Dr Gerry Waldron, Head of Health Protection at the PHA, said: “Our analysis of clusters to date has shown that they have been associated with both workplace and community settings, such as domestic gatherings and in hospitality and sporting settings.
“Clusters are managed through the contact tracing programme, and where we need to advise or inform the public of any increased risk to public health we will do so in a timely manner.
“In the past seven days, five clusters have been identified. 35 cases have been associated with these clusters, with 239 close contacts.
“This should act as a timely reminder that we must not become complacent – coronavirus remains in circulation and we have seen an increase in cases in recent weeks. It is therefore essential that we remember the key advice to help keep ourselves and those around us safe.
“Maintain social distancing, wash your hands regularly, and get tested if you display any symptoms of coronavirus.
“This disease has the potential to make its presence felt in any community, as we have seen with clusters appearing across council districts.
“Everyone should act on the basis that it might potentially be in your neighbourhood right now, rather than waiting for it to emerge in your local area or for rumours to circulate before taking steps to help protect yourself and others.
“That’s why following the public health advice remains vitally important.

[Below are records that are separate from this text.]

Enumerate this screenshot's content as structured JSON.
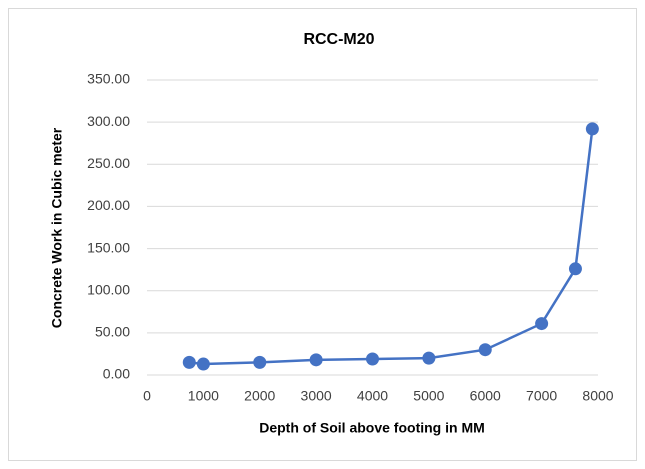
{
  "chart_data": {
    "type": "line",
    "title": "RCC-M20",
    "xlabel": "Depth of Soil above footing in MM",
    "ylabel": "Concrete Work in Cubic meter",
    "x": [
      750,
      1000,
      2000,
      3000,
      4000,
      5000,
      6000,
      7000,
      7600,
      7900
    ],
    "series": [
      {
        "name": "RCC-M20",
        "color": "#4472c4",
        "values": [
          15,
          13,
          15,
          18,
          19,
          20,
          30,
          61,
          126,
          292
        ]
      }
    ],
    "xlim": [
      0,
      8000
    ],
    "xticks": [
      0,
      1000,
      2000,
      3000,
      4000,
      5000,
      6000,
      7000,
      8000
    ],
    "ylim": [
      0,
      350
    ],
    "yticks": [
      {
        "value": 0,
        "label": "0.00"
      },
      {
        "value": 50,
        "label": "50.00"
      },
      {
        "value": 100,
        "label": "100.00"
      },
      {
        "value": 150,
        "label": "150.00"
      },
      {
        "value": 200,
        "label": "200.00"
      },
      {
        "value": 250,
        "label": "250.00"
      },
      {
        "value": 300,
        "label": "300.00"
      },
      {
        "value": 350,
        "label": "350.00"
      }
    ],
    "grid": true
  }
}
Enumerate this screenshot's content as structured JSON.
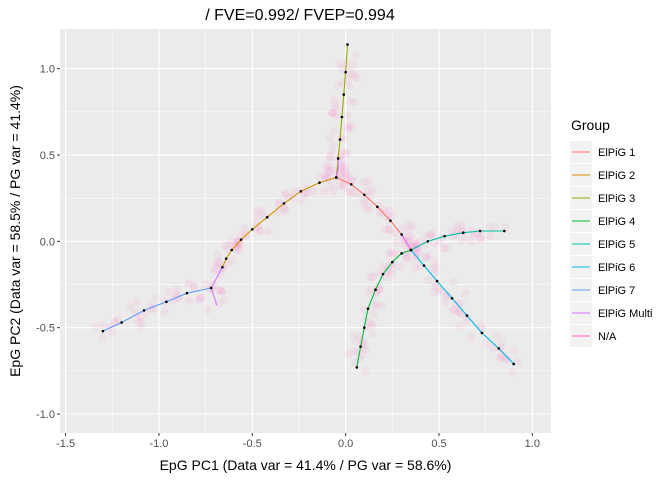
{
  "chart_data": {
    "type": "line",
    "title": "/ FVE=0.992/ FVEP=0.994",
    "xlabel": "EpG PC1 (Data var = 41.4% / PG var = 58.6%)",
    "ylabel": "EpG PC2 (Data var = 58.5% / PG var = 41.4%)",
    "xlim": [
      -1.53,
      1.1
    ],
    "ylim": [
      -1.11,
      1.23
    ],
    "xticks": [
      -1.5,
      -1.0,
      -0.5,
      0.0,
      0.5,
      1.0
    ],
    "xtick_labels": [
      "-1.5",
      "-1.0",
      "-0.5",
      "0.0",
      "0.5",
      "1.0"
    ],
    "yticks": [
      -1.0,
      -0.5,
      0.0,
      0.5,
      1.0
    ],
    "ytick_labels": [
      "-1.0",
      "-0.5",
      "0.0",
      "0.5",
      "1.0"
    ],
    "grid": true,
    "legend": {
      "title": "Group",
      "placement": "right"
    },
    "series": [
      {
        "name": "ElPiG 1",
        "color": "#F8766D",
        "points": [
          [
            -0.05,
            0.37
          ],
          [
            0.03,
            0.33
          ],
          [
            0.1,
            0.27
          ],
          [
            0.17,
            0.2
          ],
          [
            0.24,
            0.12
          ],
          [
            0.3,
            0.04
          ],
          [
            0.35,
            -0.05
          ]
        ]
      },
      {
        "name": "ElPiG 2",
        "color": "#D39200",
        "points": [
          [
            -0.05,
            0.37
          ],
          [
            -0.14,
            0.34
          ],
          [
            -0.24,
            0.29
          ],
          [
            -0.33,
            0.22
          ],
          [
            -0.42,
            0.14
          ],
          [
            -0.5,
            0.07
          ],
          [
            -0.56,
            0.01
          ],
          [
            -0.61,
            -0.05
          ],
          [
            -0.64,
            -0.1
          ],
          [
            -0.66,
            -0.15
          ]
        ]
      },
      {
        "name": "ElPiG 3",
        "color": "#93AA00",
        "points": [
          [
            -0.05,
            0.37
          ],
          [
            -0.04,
            0.48
          ],
          [
            -0.03,
            0.59
          ],
          [
            -0.02,
            0.72
          ],
          [
            -0.01,
            0.85
          ],
          [
            0.0,
            0.98
          ],
          [
            0.01,
            1.14
          ]
        ]
      },
      {
        "name": "ElPiG 4",
        "color": "#00BA38",
        "points": [
          [
            0.35,
            -0.05
          ],
          [
            0.3,
            -0.07
          ],
          [
            0.25,
            -0.12
          ],
          [
            0.2,
            -0.19
          ],
          [
            0.16,
            -0.28
          ],
          [
            0.12,
            -0.39
          ],
          [
            0.1,
            -0.5
          ],
          [
            0.08,
            -0.61
          ],
          [
            0.06,
            -0.73
          ]
        ]
      },
      {
        "name": "ElPiG 5",
        "color": "#00C19F",
        "points": [
          [
            0.35,
            -0.05
          ],
          [
            0.44,
            0.0
          ],
          [
            0.53,
            0.03
          ],
          [
            0.63,
            0.05
          ],
          [
            0.72,
            0.06
          ],
          [
            0.85,
            0.06
          ]
        ]
      },
      {
        "name": "ElPiG 6",
        "color": "#00B9E3",
        "points": [
          [
            0.35,
            -0.05
          ],
          [
            0.42,
            -0.14
          ],
          [
            0.49,
            -0.23
          ],
          [
            0.57,
            -0.33
          ],
          [
            0.65,
            -0.43
          ],
          [
            0.73,
            -0.53
          ],
          [
            0.82,
            -0.62
          ],
          [
            0.9,
            -0.71
          ]
        ]
      },
      {
        "name": "ElPiG 7",
        "color": "#619CFF",
        "points": [
          [
            -0.72,
            -0.27
          ],
          [
            -0.85,
            -0.3
          ],
          [
            -0.96,
            -0.35
          ],
          [
            -1.08,
            -0.4
          ],
          [
            -1.2,
            -0.47
          ],
          [
            -1.3,
            -0.52
          ]
        ]
      },
      {
        "name": "ElPiG Multi",
        "color": "#DB72FB",
        "segments": [
          [
            [
              -0.05,
              0.37
            ],
            [
              -0.04,
              0.42
            ],
            [
              -0.04,
              0.48
            ]
          ],
          [
            [
              -0.66,
              -0.15
            ],
            [
              -0.72,
              -0.27
            ]
          ],
          [
            [
              -0.72,
              -0.27
            ],
            [
              -0.69,
              -0.37
            ]
          ],
          [
            [
              0.3,
              0.04
            ],
            [
              0.35,
              -0.05
            ]
          ]
        ]
      },
      {
        "name": "N/A",
        "color": "#FF61C3",
        "points": []
      }
    ]
  }
}
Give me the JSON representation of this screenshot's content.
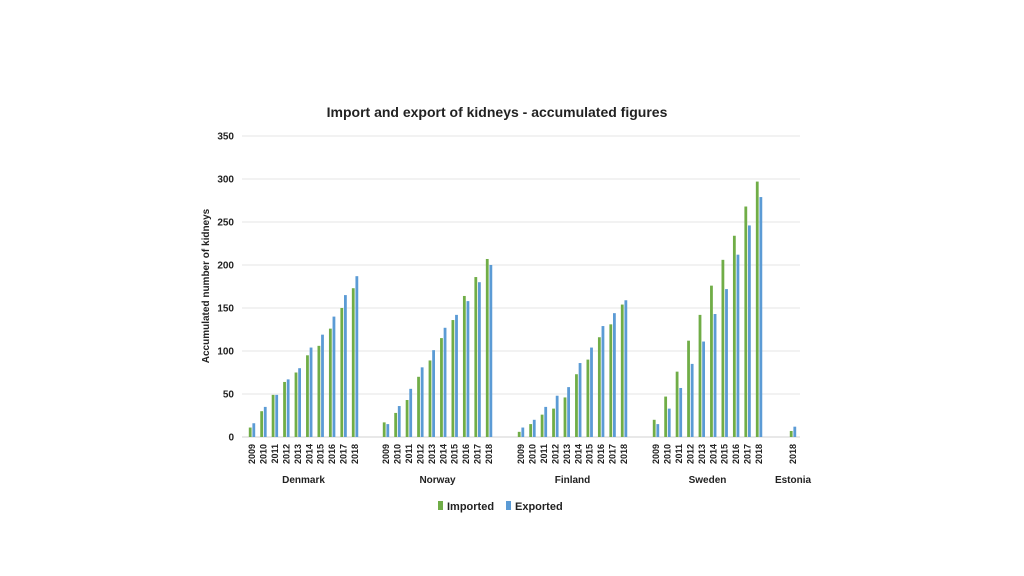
{
  "chart_data": {
    "type": "bar",
    "title": "Import and export of kidneys - accumulated figures",
    "xlabel": "",
    "ylabel": "Accumulated number of kidneys",
    "ylim": [
      0,
      350
    ],
    "yticks": [
      0,
      50,
      100,
      150,
      200,
      250,
      300,
      350
    ],
    "grid": true,
    "legend_placement": "bottom",
    "colors": {
      "Imported": "#70ad47",
      "Exported": "#5b9bd5"
    },
    "groups": [
      {
        "name": "Denmark",
        "categories": [
          "2009",
          "2010",
          "2011",
          "2012",
          "2013",
          "2014",
          "2015",
          "2016",
          "2017",
          "2018"
        ],
        "series": [
          {
            "name": "Imported",
            "values": [
              11,
              30,
              49,
              64,
              75,
              95,
              106,
              126,
              150,
              173
            ]
          },
          {
            "name": "Exported",
            "values": [
              16,
              35,
              49,
              67,
              80,
              104,
              119,
              140,
              165,
              187
            ]
          }
        ]
      },
      {
        "name": "Norway",
        "categories": [
          "2009",
          "2010",
          "2011",
          "2012",
          "2013",
          "2014",
          "2015",
          "2016",
          "2017",
          "2018"
        ],
        "series": [
          {
            "name": "Imported",
            "values": [
              17,
              28,
              43,
              70,
              89,
              115,
              136,
              164,
              186,
              207
            ]
          },
          {
            "name": "Exported",
            "values": [
              15,
              36,
              56,
              81,
              101,
              127,
              142,
              158,
              180,
              200
            ]
          }
        ]
      },
      {
        "name": "Finland",
        "categories": [
          "2009",
          "2010",
          "2011",
          "2012",
          "2013",
          "2014",
          "2015",
          "2016",
          "2017",
          "2018"
        ],
        "series": [
          {
            "name": "Imported",
            "values": [
              6,
              15,
              26,
              33,
              46,
              73,
              90,
              116,
              131,
              154
            ]
          },
          {
            "name": "Exported",
            "values": [
              11,
              20,
              35,
              48,
              58,
              86,
              104,
              129,
              144,
              159
            ]
          }
        ]
      },
      {
        "name": "Sweden",
        "categories": [
          "2009",
          "2010",
          "2011",
          "2012",
          "2013",
          "2014",
          "2015",
          "2016",
          "2017",
          "2018"
        ],
        "series": [
          {
            "name": "Imported",
            "values": [
              20,
              47,
              76,
              112,
              142,
              176,
              206,
              234,
              268,
              297
            ]
          },
          {
            "name": "Exported",
            "values": [
              15,
              33,
              57,
              85,
              111,
              143,
              172,
              212,
              246,
              279
            ]
          }
        ]
      },
      {
        "name": "Estonia",
        "categories": [
          "2018"
        ],
        "series": [
          {
            "name": "Imported",
            "values": [
              7
            ]
          },
          {
            "name": "Exported",
            "values": [
              12
            ]
          }
        ]
      }
    ]
  }
}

You can spread the virus even if you don’t have symptoms, so taking these steps and exercising good hygiene practices will help prevent cases and reduce the number of clusters.”
Dr Waldron added: “Speculation around current clusters of COVID-19 across Northern Ireland is not helpful.
“We will not be commenting on individual cases of COVID-19 or going into the detail of every incident that emerges, as this could lead to people being identified, create stigma, and focus attention on individuals, families or groups, and therefore deter others with symptoms coming forward to be tested.”
Everyone with symptoms of coronavirus can book a free test.
If anyone is concerned that they are experiencing any of the symptoms of coronavirus, they must self-isolate and arrange a test as soon as possible. For further information on the virus, its symptoms and how to book a test, visit:
We must be aware that COVID-19 is still a threat and we need everyone to play their part in helping to stop the virus spreading.
If you receive a positive test result you will be contacted by the PHA’s Contact Tracing Service from (028) 9536 8888.
Members of the public are also encouraged to download the StopCOVID NI contact tracing app on Android or Apple, which complements the work of the Contact Tracing Service.